Kakutani recently wrote in the Guardian: “Relativism has been ascendant since the culture wars began in the 1960s. Back then, it was embraced by the New Left, who were eager to expose the biases of western, bourgeois, male-dominated thinking; and by academics promoting the gospel of postmodernism, which argued that there are no universal truths, only smaller personal truths — perceptions shaped by the cultural and social forces of one’s day. Since then, relativistic arguments have been hijacked by the populist right.”
If you’re going to claim that Trumpism and alt-right relativism are consequences of the academic left’s supposition about what was happening, you must demonstrate a causal link. But commentators looking to trace these roots play so fast and loose with causality that they could easily be called postmodernist themselves.
It is certainly correct that today’s populist right employs relativistic arguments: For example, “identity politics” is bad when embraced by people of color, but “identitarianism” — white-nationalist identity politics — is good and necessary for white “survival.” But simply because this happens after postmodernism doesn’t mean it happens because of postmodernism, as Kakutani suggests.
It’s clear that current trends long predate our theories of postmodernism. Kakutani opens her Guardian essay with a quote from Hannah Arendt’s 1951 “The Origins of Totalitarianism”: “The ideal subject of totalitarian rule is not the convinced Nazi or the convinced communist, but people for whom the distinction between fact and fiction . . . and the distinction between true and false . . . no longer exist.” But Arendt herself thought political dissimulation was much older. “The deliberate falsehood and the outright lie used as legitimate means to achieve political ends,” writes Arendt in her 1971 essay “Lying in Politics ,” “have been with us since the beginning of recorded history.”
It’s one thing to help people understand that facts don’t emerge in a vacuum or that grand narratives aren’t always accurate explanations for the way things are. But it’s another thing to suggest that such ideas have encouraged society at large to reject scientific fact as “just another opinion.”

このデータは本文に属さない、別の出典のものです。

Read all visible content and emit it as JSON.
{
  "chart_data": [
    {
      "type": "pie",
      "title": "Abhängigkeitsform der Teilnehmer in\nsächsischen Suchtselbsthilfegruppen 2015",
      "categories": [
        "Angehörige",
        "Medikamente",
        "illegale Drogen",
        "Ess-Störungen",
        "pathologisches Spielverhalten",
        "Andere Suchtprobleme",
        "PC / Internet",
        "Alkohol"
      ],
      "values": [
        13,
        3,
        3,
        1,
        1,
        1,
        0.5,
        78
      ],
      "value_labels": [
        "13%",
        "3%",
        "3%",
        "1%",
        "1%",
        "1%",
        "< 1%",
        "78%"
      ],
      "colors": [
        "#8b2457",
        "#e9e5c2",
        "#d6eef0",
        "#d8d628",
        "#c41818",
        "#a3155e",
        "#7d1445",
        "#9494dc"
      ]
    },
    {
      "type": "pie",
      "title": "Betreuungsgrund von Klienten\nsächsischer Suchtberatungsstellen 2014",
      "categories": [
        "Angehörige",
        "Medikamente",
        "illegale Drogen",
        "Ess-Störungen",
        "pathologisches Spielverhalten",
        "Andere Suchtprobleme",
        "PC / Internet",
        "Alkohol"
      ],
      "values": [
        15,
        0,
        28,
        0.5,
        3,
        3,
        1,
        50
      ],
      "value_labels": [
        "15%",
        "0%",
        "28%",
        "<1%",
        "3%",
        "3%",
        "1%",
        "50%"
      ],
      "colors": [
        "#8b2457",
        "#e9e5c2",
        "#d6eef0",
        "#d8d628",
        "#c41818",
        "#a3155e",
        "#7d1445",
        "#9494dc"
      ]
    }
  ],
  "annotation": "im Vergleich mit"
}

It’s easy to scoff at, for example, Baudrillard’s book “The Gulf War Did Not Take Place,” writing it off as just another instance of postmodernist claptrap, the denial of an objective truth so obvious as “the Gulf War happened.” But if we bother to understand Baudrillard’s thesis — that our impressions of the conflict have been warped by media framing and agitprop — it’s clear that the real enemy of truth is not postmodernism but propaganda, the active distortion of truth for political purposes. Trumpism practices this form of distortion on a daily basis. The postmodernist theorists we vilify did not cause this; they’ve actually given us a framework to understand precisely how falsehood can masquerade as truth
おもしろい記事だね。
時間的順序としては、
ポストモダニズム ≒ 相対主義 →
トランプ主義 ≒ 真実は真実ではない、俺様のいうことが真実だ、主義
なんだけど、前者が原因で、後者が結果だ、という論証がない。
カクタニ氏は、全体主義のわなに一番ひっかかりやすいのは、、事実と虚構、真実と偽りの区別がつかなくった人たちだ、というアーレントの言葉を引用して、ポモ→トランプの因果関係を説明した気になっているが、アーレントにいわせれば、歴史の始まりとともに、真っ赤な嘘でも、政治的目標を実現するための正当な手段として使われてきたのであって、ポモの後にはじまったわけではない、と。
ボードリヤールは「湾岸戦争は起きなかった」と挑発的なことを言ったがその真意は、紛争の印象は、メディアの枠組みや政治的宣伝によって歪められるものである、という意味であって、真理・真相の敵はポストモダニズムではなく、、政治的宣伝=プロパガンダのほうであり、それが、政治的目標のために真実を歪めているのである、と。
トランプは毎日のように、真実を歪めて嘘をついているが、それはポストモダニズムのせいではないのだ、と。むしろ、ポモは、偽りがいかにして、真実を装うかを理解する枠組みを提供してくれているのである、と。
これはこれで面白い理解。
ただ、ポモを当時、このように理解していた人は少ないだろうね。
「真実を装う偽り」、といえば、客観的な真実がある、という前提だが、ポストモダニズムはまさに、そうした客観的な真実、それに対応する事実の存在を否定したものとして理解されていた。